Home

SCHRIFTELIJKE VRAAG E-3697/00 van Torben Lund (PSE) aan de Commissie. Visvangst met drijfnetten in de Oostzee.

SCHRIFTELIJKE VRAAG E-3697/00 van Torben Lund (PSE) aan de Commissie. Visvangst met drijfnetten in de Oostzee.

SCHRIFTELIJKE VRAAG E-3697/00

van Torben Lund (PSE) aan de Commissie

(29 november 2000)

Betreft: Visvangst met drijfnetten in de Oostzee

Uit het antwoord van 16 oktober 2584/00(1) blijkt dat de Europese Commissie bijzonder positief denkt over alle pogingen om walvissen te beschermen en de bijvangst van bruinvissen te beperken, en dat het mij ongetwijfeld bekend is dat de EG-regels al beperkingen voor de omvang van drijfnetten bevatten en vanaf 2002 het gebruik van drijfnetten verbieden, wat het walvisbestand ten goede komt.

Kan de Europese Commissie in het verlengde van haar antwoord meedelen of de visvangst met drijfnetten ook na 20002 nog wettelijk toegelaten blijft op de Oostzee, en of het gebruik van drijfnetten algemeen erkend wordt als een belangrijke oorzaak van de dood van o.a. zeezoogdieren?

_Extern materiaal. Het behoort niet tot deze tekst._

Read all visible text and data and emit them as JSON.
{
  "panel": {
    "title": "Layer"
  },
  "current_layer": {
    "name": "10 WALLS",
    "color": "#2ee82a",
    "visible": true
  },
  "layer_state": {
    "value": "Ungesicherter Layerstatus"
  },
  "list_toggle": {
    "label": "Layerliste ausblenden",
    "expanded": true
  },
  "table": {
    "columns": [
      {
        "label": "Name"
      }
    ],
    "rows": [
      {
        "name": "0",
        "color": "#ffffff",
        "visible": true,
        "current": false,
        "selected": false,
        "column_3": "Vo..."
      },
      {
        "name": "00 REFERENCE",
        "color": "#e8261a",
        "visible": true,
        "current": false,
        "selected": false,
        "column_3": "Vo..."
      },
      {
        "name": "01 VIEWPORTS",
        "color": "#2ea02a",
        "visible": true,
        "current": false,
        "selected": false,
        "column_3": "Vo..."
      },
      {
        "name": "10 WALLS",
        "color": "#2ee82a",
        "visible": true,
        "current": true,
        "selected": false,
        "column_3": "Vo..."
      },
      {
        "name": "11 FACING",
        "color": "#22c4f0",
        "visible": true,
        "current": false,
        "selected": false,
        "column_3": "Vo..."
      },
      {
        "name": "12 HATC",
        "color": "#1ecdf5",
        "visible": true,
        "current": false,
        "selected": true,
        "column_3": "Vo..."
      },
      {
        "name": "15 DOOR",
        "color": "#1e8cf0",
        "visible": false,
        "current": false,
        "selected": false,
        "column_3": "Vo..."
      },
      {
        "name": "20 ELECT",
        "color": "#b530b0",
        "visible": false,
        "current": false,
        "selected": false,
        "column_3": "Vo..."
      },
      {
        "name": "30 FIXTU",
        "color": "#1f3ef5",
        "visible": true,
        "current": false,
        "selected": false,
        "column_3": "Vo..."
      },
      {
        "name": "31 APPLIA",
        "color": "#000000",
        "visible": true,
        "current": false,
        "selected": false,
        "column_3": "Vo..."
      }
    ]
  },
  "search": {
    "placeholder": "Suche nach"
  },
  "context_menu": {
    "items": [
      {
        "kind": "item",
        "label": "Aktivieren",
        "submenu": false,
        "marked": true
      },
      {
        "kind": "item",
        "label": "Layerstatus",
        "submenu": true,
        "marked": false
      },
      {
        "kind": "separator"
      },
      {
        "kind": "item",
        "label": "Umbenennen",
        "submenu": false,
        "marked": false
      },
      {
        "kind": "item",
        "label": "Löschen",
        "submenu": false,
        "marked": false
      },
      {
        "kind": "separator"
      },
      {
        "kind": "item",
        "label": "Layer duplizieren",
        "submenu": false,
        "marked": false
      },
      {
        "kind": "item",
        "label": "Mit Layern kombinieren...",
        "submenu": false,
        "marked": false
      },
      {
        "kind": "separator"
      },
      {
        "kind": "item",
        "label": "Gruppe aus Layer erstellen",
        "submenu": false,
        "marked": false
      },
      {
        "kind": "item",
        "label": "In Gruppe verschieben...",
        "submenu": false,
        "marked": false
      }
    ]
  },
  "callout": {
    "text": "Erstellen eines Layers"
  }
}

Meent de Europese Commissie op grond van de feiten dat het geïsoleerd deelbestand van 1000 à 2000 dieren in de Oostzee beschouwd kan worden als afdoende beschermd?

(1) PB C 113 E van 18.4.2001, blz. 125.

Antwoord van de heer Fischler namens de Commissie

(12 januari 2001)

De onbedoelde invloed van visserijactiviteiten op zeezoogdieren is complex van aard, verschilt van plaats tot plaats, en hangt samen met het gebruikte vistuig en met de visserijpraktijk. De mate waarin onbedoeld zeezoogdieren worden gevangen varieert sterk in ruimte en tijd en hangt onder andere af van het seizoengebonden karakter van de omvang van de zeezoogdierenpopulaties, en van de intensiteit van bepaalde soorten visserij. Daarom kan eenzelfde soort vistuig op verschillende plaatsen op zeer verschillende manieren van invloed zijn op zeezoogdieren.

De Commissie baseert zich bij beslissingen over de te ondernemen actie op de beste beschikbare wetenschappelijke informatie. De Internationale raad voor het onderzoek van de zee is het wetenschappelijke forum dat advies geeft over de Oostzee, en op dit moment bestaan er aanwijzingen dat slechts zeer incidenteel bruinvissen worden gevangen, aangezien het gebied waar met drijfnetten op zalm wordt gevist en dat waar de bruinvis voorkomt, elkaar slechts voor een klein deel overlappen.

De door de Raad goedgekeurde maatregelen betreffende de geleidelijke stopzetting van de visserij met drijfnetten(1) en betreffende het verbod op drijfnetten met ingang van 2002, zijn niet van toepassing in de Oostzee, vanwege de specifieke kenmerken van de zalmvisserij in deze zee en omdat deze netten niet worden gebruikt voor de visserij op de soorten van bijlage VIII bij Verordening (EG) nr. 1239/98.

Bij de huidige stand van de wetenschappelijke informatie is er geen reden om de bestaande verordening ten aanzien van het gebruik van drijfnetten in de Oostzee te wijzigen.

De bruinvis is met de andere walvisachtigen opgenomen in bijlage IV bij de habitatrichtlijn(2). De Gemeenschap erkent derhalve dat het hier een diersoort van communautair belang betreft die strikt moet worden beschermd.

De geachte Afgevaardigde is zich er ongetwijfeld van bewust dat de lidstaten juridisch verantwoordelijk zijn voor de tenuitvoerlegging van deze milieu- en visserijvoorschiften en het toezicht op de naleving ervan.

(1) Verordening (EG) nr. 1239/98 van 8 juni 1998 tot wijziging van Verordening (EG) nr. 894/97 houdende technische maatregelen voor de instandhouding van de visbestanden, PB L 171 van 17.6.1998.

(2) Richtlijn 92/43/EEG van 21 mei 1992 inzake de instandhouding van de natuurlijke habitats en de wilde flora en fauna, PB L 206 van 22.7.1992.